Primer on Floating Point
In standard notation, a float[n] data type is stored using n bits in memory. That means that at most only 2^n unique values can be represented. In IEEE 754, a handful of these possible values, like nan, aren't even numbers as such. That means all floating point representations (even if you go float256) have gaps in the set of rational numbers that they are able to represent and they round to the nearest value if you try to get a representation for a number in this gap. Generally the higher the n, the smaller these gaps are.

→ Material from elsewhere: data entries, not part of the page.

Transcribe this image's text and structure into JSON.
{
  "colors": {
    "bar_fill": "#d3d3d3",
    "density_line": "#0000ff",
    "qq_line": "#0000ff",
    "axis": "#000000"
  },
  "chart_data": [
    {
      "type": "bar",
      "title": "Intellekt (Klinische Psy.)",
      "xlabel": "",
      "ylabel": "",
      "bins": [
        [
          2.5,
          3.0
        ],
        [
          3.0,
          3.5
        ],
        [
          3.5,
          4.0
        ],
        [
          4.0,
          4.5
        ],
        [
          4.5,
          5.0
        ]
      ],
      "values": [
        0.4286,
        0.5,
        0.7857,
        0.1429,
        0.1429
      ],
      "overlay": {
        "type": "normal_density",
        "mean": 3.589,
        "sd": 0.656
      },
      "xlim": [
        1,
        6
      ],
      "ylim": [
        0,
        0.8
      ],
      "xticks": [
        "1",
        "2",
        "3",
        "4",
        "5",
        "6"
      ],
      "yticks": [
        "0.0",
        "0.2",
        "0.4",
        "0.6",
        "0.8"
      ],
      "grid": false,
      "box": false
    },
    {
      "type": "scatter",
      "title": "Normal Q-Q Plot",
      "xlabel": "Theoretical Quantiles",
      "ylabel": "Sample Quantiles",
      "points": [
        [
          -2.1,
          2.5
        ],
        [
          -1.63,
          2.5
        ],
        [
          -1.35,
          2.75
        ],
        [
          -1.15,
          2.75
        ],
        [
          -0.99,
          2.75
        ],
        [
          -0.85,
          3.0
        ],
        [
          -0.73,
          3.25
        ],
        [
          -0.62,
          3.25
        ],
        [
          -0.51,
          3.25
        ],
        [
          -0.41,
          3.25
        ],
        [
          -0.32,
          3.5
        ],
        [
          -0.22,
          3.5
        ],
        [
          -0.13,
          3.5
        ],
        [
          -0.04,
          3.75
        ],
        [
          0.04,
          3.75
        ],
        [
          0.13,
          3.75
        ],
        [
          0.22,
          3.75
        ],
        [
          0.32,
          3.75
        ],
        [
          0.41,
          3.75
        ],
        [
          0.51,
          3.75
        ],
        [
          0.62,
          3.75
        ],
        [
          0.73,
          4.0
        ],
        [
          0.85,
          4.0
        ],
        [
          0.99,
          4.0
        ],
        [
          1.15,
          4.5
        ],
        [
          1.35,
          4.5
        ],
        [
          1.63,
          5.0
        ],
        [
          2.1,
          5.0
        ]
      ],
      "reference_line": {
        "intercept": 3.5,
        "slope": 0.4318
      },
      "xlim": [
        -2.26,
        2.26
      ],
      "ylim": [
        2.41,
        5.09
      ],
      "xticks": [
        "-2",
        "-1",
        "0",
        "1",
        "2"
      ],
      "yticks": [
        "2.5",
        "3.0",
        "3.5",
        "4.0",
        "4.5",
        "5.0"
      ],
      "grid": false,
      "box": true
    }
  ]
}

You can see the gap in action if you use the struct package to get the binary representation of some float32 numbers. Its a bit startling to run into at first but there's a gap of 32 just in the integer space:
import struct
billion_as_float32 = struct.pack('f', 1000000000 + i)
for i in range(32):
billion_as_float32 == struct.pack('f', 1000000001 + i) // True
Generally, floating point is best at tracking only the most significant bits so that if your numbers have the same scale, the important differences are preserved. Floating point standards generally differ only in the way they distribute the available bits between a base and an exponent. For instance, IEEE 754 float32 uses 24 bits for the base and 8 bits for the exponent.
Back to float8
By the above logic, a float8 value can only ever take on 256 distinct values, no matter how clever you are in splitting the bits between base and exponent. Unless you're keen on it rounding numbers to one of 256 arbitrary numbers clustered near zero its probably more efficient to just track the 256 possibilities in a int8.
For instance, if you wanted to track a very small range with coarse precision you could divide the range you wanted into 256 points and then store which of the 256 points your number was closest to. If you wanted to get really fancy you could have a non-linear distribution of values either clustered at the centre or at the edges depending on what mattered most to you.
The likelihood of anyone else (or even yourself later on) needing this exact scheme is extremely small and most of the time the extra byte or 3 you pay as a penalty for using float16 or float32 instead is too small to make a meaningful difference. Hence...almost no one bothers to write up a float8 implementation.